Letrozole was embryotoxic and foetotoxic in pregnant rats and rabbits following oral administration at clinically relevant doses. In rats that had live foetuses, there was an increase in the incidence of foetal malformations including domed head and cervical/centrum vertebral fusion. An increased incidence of foetal malformations was not seen in the rabbit.
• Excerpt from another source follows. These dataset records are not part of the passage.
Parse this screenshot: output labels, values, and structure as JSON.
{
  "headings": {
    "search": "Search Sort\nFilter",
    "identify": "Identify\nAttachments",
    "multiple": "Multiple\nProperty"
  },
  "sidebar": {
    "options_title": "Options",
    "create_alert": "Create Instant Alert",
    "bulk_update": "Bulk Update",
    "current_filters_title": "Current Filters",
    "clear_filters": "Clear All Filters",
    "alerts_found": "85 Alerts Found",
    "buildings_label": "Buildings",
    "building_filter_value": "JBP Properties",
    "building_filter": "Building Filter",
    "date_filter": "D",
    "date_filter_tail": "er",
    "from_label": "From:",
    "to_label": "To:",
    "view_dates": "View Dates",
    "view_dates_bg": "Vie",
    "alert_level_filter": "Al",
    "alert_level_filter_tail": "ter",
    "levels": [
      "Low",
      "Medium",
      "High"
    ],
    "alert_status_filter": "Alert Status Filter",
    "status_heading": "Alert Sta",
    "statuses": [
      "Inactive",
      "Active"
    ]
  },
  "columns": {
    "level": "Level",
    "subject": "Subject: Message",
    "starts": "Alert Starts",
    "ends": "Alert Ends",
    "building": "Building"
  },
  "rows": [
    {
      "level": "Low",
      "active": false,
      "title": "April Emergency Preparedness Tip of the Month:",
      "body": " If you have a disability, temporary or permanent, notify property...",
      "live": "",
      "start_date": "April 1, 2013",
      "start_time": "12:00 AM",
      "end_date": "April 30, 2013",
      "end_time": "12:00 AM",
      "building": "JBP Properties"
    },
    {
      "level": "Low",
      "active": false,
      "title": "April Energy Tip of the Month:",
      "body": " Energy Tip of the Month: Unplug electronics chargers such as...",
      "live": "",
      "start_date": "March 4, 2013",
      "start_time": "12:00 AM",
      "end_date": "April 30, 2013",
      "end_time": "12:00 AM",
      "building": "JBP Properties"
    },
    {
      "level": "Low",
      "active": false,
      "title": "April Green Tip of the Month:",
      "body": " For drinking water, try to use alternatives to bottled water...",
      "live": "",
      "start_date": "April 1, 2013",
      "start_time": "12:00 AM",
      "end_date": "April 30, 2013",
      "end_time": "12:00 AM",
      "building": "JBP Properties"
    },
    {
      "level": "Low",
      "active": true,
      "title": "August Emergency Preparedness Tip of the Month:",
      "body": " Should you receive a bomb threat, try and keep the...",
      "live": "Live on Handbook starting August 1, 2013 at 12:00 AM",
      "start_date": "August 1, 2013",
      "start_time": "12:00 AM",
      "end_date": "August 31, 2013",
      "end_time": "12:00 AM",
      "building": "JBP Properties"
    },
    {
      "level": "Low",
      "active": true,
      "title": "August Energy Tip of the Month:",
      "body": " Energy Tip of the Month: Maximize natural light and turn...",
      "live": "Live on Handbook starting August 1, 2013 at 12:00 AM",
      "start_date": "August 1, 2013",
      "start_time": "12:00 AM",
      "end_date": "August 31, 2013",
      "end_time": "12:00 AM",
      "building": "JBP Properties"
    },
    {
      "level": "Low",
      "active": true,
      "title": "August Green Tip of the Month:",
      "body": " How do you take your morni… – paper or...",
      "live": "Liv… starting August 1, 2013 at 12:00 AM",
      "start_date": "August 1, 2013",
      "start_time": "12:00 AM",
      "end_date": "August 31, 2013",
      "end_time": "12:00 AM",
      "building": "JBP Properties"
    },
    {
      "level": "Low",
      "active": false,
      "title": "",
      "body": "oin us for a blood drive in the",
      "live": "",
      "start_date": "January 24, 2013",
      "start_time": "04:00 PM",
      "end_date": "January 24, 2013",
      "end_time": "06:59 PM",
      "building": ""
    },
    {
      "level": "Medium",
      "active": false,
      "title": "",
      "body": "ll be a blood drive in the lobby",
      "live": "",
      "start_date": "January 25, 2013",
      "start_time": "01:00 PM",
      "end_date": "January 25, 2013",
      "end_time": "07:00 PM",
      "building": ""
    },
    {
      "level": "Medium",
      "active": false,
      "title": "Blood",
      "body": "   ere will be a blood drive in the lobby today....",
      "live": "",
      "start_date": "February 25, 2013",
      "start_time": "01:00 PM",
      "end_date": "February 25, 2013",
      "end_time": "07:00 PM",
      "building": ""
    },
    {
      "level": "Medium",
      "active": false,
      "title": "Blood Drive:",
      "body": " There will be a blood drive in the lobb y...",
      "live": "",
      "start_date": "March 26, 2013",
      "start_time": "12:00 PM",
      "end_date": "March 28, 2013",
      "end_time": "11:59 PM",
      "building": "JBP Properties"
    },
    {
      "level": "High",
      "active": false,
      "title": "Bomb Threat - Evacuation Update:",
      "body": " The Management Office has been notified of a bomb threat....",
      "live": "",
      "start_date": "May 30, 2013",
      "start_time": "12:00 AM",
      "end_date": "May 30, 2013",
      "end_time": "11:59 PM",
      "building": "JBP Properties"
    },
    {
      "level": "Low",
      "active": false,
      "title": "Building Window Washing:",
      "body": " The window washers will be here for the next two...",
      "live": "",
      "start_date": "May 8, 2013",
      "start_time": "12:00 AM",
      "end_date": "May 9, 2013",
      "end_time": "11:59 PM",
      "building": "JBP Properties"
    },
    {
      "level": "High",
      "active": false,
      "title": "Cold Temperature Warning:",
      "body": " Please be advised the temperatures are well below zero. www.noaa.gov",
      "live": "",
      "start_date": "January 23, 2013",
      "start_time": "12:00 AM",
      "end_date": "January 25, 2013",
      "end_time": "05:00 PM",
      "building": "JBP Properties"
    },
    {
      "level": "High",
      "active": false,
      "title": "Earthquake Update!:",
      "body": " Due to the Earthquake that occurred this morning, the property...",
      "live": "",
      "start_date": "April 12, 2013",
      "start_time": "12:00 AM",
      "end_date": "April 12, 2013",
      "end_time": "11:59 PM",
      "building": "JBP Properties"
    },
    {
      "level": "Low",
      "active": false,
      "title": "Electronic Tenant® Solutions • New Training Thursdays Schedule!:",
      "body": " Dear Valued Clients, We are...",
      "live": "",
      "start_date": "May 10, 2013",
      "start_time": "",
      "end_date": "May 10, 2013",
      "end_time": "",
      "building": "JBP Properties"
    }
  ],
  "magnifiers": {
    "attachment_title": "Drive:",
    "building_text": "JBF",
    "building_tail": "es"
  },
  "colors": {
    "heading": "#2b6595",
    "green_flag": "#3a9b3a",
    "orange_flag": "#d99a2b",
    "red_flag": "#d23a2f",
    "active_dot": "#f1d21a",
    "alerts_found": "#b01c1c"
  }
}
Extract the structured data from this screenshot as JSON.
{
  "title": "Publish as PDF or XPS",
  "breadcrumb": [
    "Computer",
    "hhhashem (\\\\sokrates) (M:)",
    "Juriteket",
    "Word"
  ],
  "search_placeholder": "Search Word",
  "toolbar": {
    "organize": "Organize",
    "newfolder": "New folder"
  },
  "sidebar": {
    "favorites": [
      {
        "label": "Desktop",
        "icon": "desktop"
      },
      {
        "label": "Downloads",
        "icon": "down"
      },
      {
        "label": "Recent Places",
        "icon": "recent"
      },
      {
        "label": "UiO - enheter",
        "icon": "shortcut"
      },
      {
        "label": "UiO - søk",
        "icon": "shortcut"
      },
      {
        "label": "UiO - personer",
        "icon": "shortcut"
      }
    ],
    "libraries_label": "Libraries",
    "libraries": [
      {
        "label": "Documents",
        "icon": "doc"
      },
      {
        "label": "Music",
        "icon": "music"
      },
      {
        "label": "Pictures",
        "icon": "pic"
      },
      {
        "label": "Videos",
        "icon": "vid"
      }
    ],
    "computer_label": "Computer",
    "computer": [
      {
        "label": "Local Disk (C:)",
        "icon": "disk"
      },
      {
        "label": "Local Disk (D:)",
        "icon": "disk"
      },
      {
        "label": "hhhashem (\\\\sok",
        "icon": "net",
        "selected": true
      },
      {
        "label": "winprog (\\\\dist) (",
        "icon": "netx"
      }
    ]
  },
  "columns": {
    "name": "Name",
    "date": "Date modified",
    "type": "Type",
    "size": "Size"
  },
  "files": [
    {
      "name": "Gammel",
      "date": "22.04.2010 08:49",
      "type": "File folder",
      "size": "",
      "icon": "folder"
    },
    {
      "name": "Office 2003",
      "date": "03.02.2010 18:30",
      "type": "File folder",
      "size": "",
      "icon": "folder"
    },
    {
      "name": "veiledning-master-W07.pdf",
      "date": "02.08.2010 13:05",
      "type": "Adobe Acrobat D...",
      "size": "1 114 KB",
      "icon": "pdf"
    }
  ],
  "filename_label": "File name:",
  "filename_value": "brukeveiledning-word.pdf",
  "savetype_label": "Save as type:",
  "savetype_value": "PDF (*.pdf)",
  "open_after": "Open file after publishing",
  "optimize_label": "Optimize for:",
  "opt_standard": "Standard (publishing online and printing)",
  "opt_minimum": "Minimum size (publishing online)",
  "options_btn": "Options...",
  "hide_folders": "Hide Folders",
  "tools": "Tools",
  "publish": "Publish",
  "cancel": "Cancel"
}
It is not known whether this was an indirect consequence of the pharmacological properties (inhibition of oestrogen biosynthesis) or a direct drug effect (see sections 4.3 and 4.6).
Preclinical observations were confined to those associated with the recognised pharmacological action, which is the only safety concern for human use derived from animal studies.
Tablet core
Silicified microcrystalline cellulose, contains microcrystalline cellulose and silica colloidalanhydrous
Sodium starch glycollate (Type A)
Magnesium stearate
Tablet coating
Polyvinyl Alcohol
Polyethylene Glycol Titanium
Dioxide (E171) Talc
Yellow Iron Oxide (E172)
Sunset Yellow FCF alumimium lake (E110)
Not applicable.
Do not store above 30°C.
This medicinal product does not require any special storage conditions.
Blister of PVC/PVdC and hard tempered Aluminum foil. Cartons of 10, 14, 28, 30, 100 tablets.
Not all pack sizes may be marketed
No special requirements for disposal.